An alpha/transparent version of the family color. Used for box-shadow focus indicators to show keyboard navigation state.

8.3 How Color × Type Stay Independent

This is the most important concept for developers. Color and Type are orthogonal — they never need to know about each other.

CSS — Color class (Step 1)
/* Step 1: The Color class sets CSS variables */
.cck-button__color--brand {
  --cck-color:        var(--brand-color);
  --cck-on-color:     var(--brand-on-color);
  --cck-container:    var(--brand-container);
  --cck-on-container: var(--brand-on-container);
  --cck-outline:      var(--brand-outline);
  --cck-focus:        var(--brand-focus);
}

.cck-button__color--danger {
  --cck-color:        var(--danger-color);
  --cck-on-color:     var(--danger-on-color);
  /* ...same pattern for all 7 families... */
}
CSS — Type class (Step 2)
/* Step 2: The Type class reads whatever color was set */
.cck-button__type--primary:not(:disabled) {
  background-color: var(--cck-color);    /* reads color class's variable */
  color:            var(--cck-on-color);
  border-radius:    var(--button-radius);
}

.cck-button__type--outline {
  background-color: transparent;
  color:            var(--cck-on-container);
  border:           1px solid var(--cck-outline);
}
🔑
The Key Insight
Adding a new color family requires only one new color class. All existing types automatically work with it.
Adding a new type requires only one new type class. All existing colors automatically work with it.
The two dimensions never need to know about each other.

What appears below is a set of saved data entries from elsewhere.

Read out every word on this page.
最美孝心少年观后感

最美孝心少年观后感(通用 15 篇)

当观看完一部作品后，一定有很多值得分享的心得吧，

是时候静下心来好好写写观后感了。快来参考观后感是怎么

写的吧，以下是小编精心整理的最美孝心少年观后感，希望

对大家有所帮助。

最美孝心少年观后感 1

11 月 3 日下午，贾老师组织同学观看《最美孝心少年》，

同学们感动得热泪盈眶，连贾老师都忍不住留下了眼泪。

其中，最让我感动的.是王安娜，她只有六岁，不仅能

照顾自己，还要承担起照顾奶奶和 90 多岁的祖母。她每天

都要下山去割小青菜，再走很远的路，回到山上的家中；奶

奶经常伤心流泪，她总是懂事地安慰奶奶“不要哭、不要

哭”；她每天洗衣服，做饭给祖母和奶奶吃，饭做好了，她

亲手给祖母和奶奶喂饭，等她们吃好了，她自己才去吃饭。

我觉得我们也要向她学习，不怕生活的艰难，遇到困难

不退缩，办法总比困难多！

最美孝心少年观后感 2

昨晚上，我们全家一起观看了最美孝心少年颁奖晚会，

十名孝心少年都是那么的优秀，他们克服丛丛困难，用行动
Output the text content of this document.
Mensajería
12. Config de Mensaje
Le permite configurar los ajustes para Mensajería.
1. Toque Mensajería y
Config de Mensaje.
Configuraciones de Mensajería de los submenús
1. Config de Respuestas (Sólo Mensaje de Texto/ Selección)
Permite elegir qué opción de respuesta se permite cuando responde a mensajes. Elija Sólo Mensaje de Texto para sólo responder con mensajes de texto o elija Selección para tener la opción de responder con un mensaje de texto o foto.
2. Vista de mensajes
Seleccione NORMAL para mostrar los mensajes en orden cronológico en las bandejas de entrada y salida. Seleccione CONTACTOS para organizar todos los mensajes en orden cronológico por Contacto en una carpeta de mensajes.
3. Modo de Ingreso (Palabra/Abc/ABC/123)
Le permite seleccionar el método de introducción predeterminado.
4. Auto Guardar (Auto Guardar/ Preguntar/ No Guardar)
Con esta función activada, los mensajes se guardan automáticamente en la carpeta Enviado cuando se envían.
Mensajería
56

8.4 Structural vs Color-Family Colors

Every component uses a mix of both. The rule of thumb:

📏
Rule If the color changes when you switch color="brand" to color="danger" on the component, it's a color-family color (lives in Color/Active). If it stays the same, it's a structural color (lives in Structure collection).
ExampleTypeExplanation
Toggle thumb (always white)StructuralNever changes with color family
Toggle track when unchecked (always gray)StructuralFixed regardless of brand/danger
Toggle track when checkedColor-familyPurple for brand, red for danger
Button disabled bgStructuralAlways the same muted gray
Button primary backgroundColor-familyChanges with color prop
Focus ringsColor-familyBrand focus ≠ danger focus
Form field default borderStructuralAlways neutral, uses semantic global
Checkbox background when checkedColor-familyChanges per family

8.5 Figma Mode Inheritance

Variable modes in Figma cascade from parent frames to children. The nearest ancestor with an explicit mode set always wins.

Figma mode inheritance example
Wrapper frame — Color/Active = "brand"    ← all children default to brand
  ├── Button instance (no override)         ← inherits brand
  ├── Toggle (Color/Active = "danger")      ← overrides to danger
  │    └── Track (inherits danger)
  └── Checkbox (no override)               ← inherits brand from wrapper
⚠️
Always set modes at the instance level when you want per-component control. Setting a mode on a shared parent frame means all children inside it inherit that mode unless explicitly overridden. To debug unexpected colors, walk up the layer tree and check which ancestor has the mode set.